Brad did — and saw nothing. He had a brief, sinking feeling that this was all a hoax, some complicated and brutal joke…

… but then he felt it, that sound, that feeling. It was a change in the atmosphere, an electricity flowing through the air stirring and ionizing the moist sea breeze. It felt like an electric current flowing through nearby high-tension power lines, a snap of unseen force that made little hairs stand up on your skin. Then you feel the air pressure rising, of a thin column of air being pushed ahead like air streaming out of a giant hypodermic needle aimed right at you, the plunger being pushed by what could very well be God’s thumb, but was, Brad knew, a very human construct…

… and then the overcast parted and the clouds disgorged a huge black aircraft. It was low, pointed, and very deadly-looking. Brad expected it to roar past him, but instead it hissed by like a giant ebony viper on the move across a jungle floor. Only when the monstrous vehicle had zoomed past him, barely a hundred feet above the Pacific and almost directly overhead, could he hear the thunder of its eight turbofan engines… no, Brad realized with faint shock, not eight, only four engines, but four huge engines. The aircraft banked hard to the left, showing its long, thin fuselage, its long, low, swept-back V-tail ruddervators, its wide wings tipped with pointed tip tanks — and yes, it carried weapon fairings on its wings, stealthy pods that enclosed externally-carried weapons.

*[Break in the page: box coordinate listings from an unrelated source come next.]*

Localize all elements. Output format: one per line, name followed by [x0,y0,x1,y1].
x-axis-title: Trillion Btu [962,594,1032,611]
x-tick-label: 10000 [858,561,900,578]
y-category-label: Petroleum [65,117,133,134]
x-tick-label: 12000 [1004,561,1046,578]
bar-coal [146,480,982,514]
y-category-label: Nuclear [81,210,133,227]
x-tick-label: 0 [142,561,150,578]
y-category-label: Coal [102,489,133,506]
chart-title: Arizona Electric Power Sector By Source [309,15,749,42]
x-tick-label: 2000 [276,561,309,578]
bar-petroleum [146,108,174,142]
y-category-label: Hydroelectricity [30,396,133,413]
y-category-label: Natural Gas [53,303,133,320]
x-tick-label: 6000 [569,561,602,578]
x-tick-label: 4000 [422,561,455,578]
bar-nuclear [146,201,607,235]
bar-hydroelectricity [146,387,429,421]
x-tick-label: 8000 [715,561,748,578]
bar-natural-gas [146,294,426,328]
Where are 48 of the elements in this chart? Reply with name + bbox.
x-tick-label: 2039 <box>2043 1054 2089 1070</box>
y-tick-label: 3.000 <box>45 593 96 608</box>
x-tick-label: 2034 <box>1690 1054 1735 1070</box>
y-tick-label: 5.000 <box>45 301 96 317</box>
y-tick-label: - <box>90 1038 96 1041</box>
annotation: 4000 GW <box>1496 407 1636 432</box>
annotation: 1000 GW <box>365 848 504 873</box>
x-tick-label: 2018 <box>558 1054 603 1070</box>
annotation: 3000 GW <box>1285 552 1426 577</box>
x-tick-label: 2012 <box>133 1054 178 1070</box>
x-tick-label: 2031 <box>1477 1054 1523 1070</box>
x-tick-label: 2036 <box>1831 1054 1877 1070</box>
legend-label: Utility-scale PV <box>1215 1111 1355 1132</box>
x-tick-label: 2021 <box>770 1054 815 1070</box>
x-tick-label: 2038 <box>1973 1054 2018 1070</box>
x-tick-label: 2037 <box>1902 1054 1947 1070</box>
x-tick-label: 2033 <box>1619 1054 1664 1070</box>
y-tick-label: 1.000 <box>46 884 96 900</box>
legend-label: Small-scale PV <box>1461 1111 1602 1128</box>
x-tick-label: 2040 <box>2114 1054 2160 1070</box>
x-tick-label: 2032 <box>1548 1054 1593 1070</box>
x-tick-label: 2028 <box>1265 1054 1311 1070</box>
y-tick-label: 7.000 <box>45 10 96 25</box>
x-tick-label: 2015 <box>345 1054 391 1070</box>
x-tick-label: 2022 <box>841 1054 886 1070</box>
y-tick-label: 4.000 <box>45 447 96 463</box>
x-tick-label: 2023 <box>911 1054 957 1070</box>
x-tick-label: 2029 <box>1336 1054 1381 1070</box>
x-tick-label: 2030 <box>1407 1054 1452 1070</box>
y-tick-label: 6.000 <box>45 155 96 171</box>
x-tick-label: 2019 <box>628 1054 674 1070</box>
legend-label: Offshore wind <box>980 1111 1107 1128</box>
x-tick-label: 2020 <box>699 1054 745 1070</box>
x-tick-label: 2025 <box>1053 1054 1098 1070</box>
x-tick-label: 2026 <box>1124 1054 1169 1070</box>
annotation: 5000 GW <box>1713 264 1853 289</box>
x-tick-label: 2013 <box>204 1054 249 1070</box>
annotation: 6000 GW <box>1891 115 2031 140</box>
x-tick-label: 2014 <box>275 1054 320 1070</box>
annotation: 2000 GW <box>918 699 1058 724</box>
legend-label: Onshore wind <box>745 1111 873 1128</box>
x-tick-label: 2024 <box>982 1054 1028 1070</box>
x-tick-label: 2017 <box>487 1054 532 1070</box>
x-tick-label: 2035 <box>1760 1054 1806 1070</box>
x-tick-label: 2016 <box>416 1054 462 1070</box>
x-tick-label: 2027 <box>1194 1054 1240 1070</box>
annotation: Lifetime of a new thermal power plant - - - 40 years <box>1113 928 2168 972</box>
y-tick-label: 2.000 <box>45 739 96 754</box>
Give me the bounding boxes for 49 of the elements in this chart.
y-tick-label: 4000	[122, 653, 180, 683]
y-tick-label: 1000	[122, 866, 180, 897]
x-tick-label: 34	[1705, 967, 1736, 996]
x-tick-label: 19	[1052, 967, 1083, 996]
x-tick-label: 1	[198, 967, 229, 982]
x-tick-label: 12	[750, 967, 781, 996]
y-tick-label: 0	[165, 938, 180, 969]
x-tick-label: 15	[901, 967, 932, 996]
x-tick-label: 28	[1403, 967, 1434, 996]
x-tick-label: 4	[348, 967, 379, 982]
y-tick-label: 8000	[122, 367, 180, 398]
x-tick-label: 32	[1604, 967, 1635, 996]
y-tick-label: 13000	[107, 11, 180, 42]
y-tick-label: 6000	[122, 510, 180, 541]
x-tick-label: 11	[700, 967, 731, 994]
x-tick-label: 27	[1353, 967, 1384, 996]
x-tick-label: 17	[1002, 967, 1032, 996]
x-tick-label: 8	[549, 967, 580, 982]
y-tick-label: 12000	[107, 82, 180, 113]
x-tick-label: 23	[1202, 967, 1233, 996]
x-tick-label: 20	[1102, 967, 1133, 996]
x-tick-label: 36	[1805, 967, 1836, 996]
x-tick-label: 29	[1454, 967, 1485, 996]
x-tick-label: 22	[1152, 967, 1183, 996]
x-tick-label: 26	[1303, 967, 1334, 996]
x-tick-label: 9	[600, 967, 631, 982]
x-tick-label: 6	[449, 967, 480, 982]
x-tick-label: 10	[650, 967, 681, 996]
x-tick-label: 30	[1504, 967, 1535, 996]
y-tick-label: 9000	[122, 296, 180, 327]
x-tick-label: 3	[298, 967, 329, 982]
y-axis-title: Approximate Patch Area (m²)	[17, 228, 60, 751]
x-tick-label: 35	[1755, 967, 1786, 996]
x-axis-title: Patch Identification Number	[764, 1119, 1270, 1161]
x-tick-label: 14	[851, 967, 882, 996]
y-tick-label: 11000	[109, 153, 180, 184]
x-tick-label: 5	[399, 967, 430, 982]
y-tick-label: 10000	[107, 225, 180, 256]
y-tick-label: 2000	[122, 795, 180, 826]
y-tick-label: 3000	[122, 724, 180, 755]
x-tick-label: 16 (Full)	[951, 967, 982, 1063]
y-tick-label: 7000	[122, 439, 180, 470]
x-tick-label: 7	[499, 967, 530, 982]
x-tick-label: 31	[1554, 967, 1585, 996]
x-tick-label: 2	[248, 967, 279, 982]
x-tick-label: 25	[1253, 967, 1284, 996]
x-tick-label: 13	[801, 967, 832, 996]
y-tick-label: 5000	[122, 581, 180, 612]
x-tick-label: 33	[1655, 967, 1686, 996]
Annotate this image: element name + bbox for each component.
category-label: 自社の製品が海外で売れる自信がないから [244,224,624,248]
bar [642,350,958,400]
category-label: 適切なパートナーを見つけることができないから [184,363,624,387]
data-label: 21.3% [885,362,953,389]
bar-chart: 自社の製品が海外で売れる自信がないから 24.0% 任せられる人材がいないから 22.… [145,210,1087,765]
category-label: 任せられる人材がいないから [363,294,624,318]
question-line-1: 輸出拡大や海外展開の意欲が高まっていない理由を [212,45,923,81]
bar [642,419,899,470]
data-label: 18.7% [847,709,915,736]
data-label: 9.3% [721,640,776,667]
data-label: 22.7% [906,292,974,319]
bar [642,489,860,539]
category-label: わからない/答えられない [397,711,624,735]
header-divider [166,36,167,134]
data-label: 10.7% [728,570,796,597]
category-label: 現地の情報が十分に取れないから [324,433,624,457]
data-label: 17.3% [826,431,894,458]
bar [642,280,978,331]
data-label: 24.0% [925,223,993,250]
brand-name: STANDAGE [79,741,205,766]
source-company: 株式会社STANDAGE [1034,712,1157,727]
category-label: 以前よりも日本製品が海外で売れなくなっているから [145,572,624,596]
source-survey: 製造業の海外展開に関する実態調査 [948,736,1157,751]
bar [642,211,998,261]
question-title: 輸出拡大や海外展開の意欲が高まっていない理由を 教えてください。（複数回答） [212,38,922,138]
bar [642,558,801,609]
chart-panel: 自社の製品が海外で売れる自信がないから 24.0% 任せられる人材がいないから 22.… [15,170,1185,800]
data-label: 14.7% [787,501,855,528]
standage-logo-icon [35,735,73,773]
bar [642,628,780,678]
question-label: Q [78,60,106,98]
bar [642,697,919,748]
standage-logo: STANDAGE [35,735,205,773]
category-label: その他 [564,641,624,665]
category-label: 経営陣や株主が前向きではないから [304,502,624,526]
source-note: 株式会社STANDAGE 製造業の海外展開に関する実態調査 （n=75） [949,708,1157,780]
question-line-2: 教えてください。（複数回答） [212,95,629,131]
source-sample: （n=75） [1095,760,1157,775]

It was not only flying, but the damned beautiful creature was armed.

“What do you think, Brad?” retired Air Force Lieutenant Colonel Patrick McLanahan asked on the cell phone. “You like it?”

“Like it?” retired Air Force Lieutenant General Bradley James Elliott gasped. “Like it? Its the…” He had to be careful — last he knew, the EB-52 Megafortress defense-suppression and attack bomber was still highly classified. “… its flying again!”

“It may be the only model flying in a few months, Brad,” McLanahan said. “The Air Force let us play with a couple. We need crews to fly them and commanders to organize a new unit. If you’re interested, climb aboard the Gulfstream that’ll be waiting for you at Newport Municipal in two hours.”

“I’ll be there!” Elliott shouted as the Megafortress climbed back into the overcast and disappeared from view. “I’ll be there! Don’t you dare leave without me!” Bradley James Elliott dropped the phone onto the deck, quickly stepped forward to the bow, began reeling in the sea anchor, swore because it wasn’t coming in fast enough, then simply detached it from the bow cleat and dropped it overboard. He did the same with the fishing rod. The cold diesel engine was cranky and wouldn’t start on the third try, but thankfully it started on the fourth, because Elliott was ready to jump out and run all the way back to Newport. After seeing the Megafortress again, a new Megafortress, he felt light and happy enough to give walking on water a try.

It was back. It was really back… and so, with the grace of God, was he.

OVER THE SOUTH CHINA SEA, TWO HUNDRED MILES SOUTHWEST OF PRATAS ISLAND
SUNDAY, 18 MAY 1997, 2200 HOURS LOCAL (17 MAY, 1300 HOURS ET)

“Doors coming open! Stand by! All hands, secure loose items and prepare for exposure!”

The rear cargo doors of the Yunshuji-8C cargo plane motored open at one hundred and twenty seconds time-to-go in the countdown. Admiral Sun Ji Guoming, deputy chief of staff of the People’s Liberation Army of the Peoples Republic of China, was standing in the forward section of the cargo plane as the temperature of the cargo hold, already below freezing, suddenly dropped nearly fifty degrees almost in the blink of an eye. The ice-cold wind swirled around the huge cargo hold, tugging at legs and arms as if trying to pull the humans out into the frigid sky. Yes, it was mid-May over the generally warm, relaxing South China Sea, but at 30,000 feet just before midnight, the air, rushing into the plane at over a hundred miles an hour, was still bone-snapping cold. The roar of the Y-8C’s four Wojiang-6 turboprops, at 4,250 horsepower per engine, was deafening even in the thin air.